The Karoo can be unnervingly quiet for city dwellers, particularly the hours of darkness, when unfamiliar calls carry across the kloof in the stillness. Was that a baboon calling from the crags, a nocturnal insect, or maybe even a leopard?
A quick trip to the Ceres Karoo/Tankwa found us lodged in a secluded kloof at the very edge of the Cederberg mountains,
with no other visitors in the well-spaced cottages. We were entirely alone - something to be sought eagerly during daylight hours, yet strangely fearsome once darkness descended. This is one of the truly dark sky areas of the country, with a Bortle 1 rating, even better than Sutherland, and as a result the Milky Way lives up to its name - a milky white splash across the firmament, unbroken by individual star patches as the billions that make up our home galaxy become accessible to our eyes. We should have spent hours gazing up and outwards in wonderment at the vastness of our insignificance, but those unfamiliar sounds with no way of knowing any distance kept us inside after a pathetically short time.
How marvellous it must have been for the original inhabitants of these mountains, who were intimately acquainted with every living creature, many of which were recorded for posterity in the thousands of rock paintings scattered throughout the range.

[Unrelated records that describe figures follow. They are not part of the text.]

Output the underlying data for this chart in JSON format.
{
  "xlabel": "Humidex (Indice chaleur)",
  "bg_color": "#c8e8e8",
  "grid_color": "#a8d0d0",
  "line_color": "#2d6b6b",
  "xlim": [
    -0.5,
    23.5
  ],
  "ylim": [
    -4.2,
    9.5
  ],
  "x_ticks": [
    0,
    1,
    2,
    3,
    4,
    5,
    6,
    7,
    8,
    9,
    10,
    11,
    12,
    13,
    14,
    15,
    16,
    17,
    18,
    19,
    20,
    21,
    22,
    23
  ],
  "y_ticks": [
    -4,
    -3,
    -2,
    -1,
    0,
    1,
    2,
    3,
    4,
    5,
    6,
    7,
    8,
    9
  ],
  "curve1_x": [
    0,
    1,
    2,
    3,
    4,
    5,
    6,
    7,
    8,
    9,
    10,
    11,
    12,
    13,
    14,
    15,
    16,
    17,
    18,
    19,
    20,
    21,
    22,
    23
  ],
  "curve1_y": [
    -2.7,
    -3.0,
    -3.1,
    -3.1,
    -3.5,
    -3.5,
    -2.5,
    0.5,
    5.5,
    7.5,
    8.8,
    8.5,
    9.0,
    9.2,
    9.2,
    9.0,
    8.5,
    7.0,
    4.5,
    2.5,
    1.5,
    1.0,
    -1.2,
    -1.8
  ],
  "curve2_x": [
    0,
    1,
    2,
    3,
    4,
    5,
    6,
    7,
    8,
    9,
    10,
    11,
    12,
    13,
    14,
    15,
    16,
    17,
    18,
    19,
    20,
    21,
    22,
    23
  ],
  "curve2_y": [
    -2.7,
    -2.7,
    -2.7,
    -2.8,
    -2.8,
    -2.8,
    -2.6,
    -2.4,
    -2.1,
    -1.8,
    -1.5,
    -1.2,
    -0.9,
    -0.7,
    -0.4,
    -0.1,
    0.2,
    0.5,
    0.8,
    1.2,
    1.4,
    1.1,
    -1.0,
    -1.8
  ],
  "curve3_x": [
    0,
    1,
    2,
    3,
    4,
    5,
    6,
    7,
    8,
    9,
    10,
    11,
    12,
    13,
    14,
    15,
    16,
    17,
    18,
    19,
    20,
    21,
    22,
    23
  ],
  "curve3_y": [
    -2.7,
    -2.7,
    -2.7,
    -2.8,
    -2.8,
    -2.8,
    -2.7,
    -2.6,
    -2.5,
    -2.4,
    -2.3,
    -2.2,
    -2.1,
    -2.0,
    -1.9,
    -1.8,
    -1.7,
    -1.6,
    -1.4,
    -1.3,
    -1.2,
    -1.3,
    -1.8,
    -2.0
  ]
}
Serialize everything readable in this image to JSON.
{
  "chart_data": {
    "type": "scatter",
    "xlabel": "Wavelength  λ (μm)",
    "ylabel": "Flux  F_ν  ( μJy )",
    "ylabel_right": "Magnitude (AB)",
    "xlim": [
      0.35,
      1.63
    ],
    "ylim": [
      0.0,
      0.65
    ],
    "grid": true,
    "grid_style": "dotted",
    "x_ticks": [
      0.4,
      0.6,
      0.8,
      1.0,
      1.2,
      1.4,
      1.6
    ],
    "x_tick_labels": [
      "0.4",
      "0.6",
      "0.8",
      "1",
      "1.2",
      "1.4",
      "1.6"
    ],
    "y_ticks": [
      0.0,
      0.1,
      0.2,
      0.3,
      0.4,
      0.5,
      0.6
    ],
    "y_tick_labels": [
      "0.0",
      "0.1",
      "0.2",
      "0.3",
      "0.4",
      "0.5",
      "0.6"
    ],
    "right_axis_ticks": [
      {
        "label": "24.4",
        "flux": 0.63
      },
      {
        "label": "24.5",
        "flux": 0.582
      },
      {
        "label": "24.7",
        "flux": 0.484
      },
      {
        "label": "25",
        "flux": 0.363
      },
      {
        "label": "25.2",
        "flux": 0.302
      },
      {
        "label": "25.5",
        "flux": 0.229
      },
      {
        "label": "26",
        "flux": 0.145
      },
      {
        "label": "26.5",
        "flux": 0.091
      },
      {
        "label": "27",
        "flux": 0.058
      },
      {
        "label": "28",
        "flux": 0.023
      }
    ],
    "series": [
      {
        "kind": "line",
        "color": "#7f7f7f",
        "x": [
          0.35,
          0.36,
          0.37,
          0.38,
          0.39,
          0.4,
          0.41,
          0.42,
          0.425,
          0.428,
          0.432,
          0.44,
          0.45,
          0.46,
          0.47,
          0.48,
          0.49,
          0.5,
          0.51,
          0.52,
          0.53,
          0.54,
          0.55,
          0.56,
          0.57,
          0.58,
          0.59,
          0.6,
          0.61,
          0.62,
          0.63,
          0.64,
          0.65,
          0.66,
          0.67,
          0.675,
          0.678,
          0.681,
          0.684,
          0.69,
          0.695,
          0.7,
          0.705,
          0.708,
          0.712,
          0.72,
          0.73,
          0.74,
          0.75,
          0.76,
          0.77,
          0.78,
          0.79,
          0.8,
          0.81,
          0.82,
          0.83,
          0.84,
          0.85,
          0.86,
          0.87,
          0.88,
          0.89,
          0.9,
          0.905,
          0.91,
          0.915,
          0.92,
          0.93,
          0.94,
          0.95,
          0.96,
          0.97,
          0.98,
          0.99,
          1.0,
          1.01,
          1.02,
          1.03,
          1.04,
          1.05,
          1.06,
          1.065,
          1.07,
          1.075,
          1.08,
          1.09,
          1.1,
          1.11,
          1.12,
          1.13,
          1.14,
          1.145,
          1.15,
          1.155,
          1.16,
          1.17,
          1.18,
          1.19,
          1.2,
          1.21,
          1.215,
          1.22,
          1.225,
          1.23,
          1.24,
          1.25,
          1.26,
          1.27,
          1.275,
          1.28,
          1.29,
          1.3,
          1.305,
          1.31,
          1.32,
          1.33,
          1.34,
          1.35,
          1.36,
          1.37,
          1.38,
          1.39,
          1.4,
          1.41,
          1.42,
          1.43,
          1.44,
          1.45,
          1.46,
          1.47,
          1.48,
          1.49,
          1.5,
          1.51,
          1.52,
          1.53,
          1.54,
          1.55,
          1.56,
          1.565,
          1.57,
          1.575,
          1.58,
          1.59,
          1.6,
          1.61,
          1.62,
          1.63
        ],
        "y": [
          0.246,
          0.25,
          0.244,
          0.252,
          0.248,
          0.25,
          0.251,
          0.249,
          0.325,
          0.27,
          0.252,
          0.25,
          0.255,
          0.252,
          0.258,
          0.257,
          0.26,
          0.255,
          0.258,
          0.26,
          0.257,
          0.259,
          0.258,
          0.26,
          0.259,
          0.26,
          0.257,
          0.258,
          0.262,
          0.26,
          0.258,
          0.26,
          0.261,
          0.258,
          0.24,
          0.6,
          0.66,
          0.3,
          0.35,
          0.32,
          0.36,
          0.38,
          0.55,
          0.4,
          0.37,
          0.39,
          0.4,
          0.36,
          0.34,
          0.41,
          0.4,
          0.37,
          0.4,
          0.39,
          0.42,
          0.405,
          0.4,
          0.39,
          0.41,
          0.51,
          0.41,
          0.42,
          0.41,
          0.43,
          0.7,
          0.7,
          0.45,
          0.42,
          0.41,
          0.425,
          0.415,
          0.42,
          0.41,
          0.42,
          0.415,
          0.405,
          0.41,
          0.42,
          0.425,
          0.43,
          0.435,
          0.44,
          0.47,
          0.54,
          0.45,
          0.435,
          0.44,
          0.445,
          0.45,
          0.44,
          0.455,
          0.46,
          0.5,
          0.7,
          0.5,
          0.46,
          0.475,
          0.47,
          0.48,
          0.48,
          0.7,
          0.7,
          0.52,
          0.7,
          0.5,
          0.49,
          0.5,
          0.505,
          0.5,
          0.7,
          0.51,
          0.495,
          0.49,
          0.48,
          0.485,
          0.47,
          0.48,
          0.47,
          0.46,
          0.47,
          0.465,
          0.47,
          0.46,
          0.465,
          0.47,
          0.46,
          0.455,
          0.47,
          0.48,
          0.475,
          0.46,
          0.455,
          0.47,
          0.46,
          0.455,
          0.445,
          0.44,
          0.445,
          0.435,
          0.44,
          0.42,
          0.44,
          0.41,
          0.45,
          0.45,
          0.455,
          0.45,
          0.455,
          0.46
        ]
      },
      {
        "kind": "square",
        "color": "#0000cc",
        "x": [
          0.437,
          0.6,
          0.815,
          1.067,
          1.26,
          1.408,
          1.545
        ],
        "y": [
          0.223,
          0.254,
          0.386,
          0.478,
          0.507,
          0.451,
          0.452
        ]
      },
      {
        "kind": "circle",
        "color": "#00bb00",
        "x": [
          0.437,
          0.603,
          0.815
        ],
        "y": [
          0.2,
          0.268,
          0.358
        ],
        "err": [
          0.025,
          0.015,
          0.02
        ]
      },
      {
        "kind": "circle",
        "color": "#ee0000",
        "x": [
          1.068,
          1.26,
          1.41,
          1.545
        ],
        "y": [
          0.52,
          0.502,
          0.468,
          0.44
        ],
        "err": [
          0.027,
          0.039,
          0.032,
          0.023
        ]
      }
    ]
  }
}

They would have known which should be feared and which were merely coexisting in that harsh environment. The very fact that they stayed in the area must be evidence that water was always available, although in limited amounts, and the thick salt deposits in the waterways reveal the ancient history of this once seabed. Today's inhabitants filter the borehole water up to four times before drinking.
We scoffed when the farmer told us guests from Europe were frightened at night. Perhaps we were too quick to judge, or were just a little too far out of the comfort zone. I am sure that a longer stay would have soothed our nerves, but there are indeed leopards.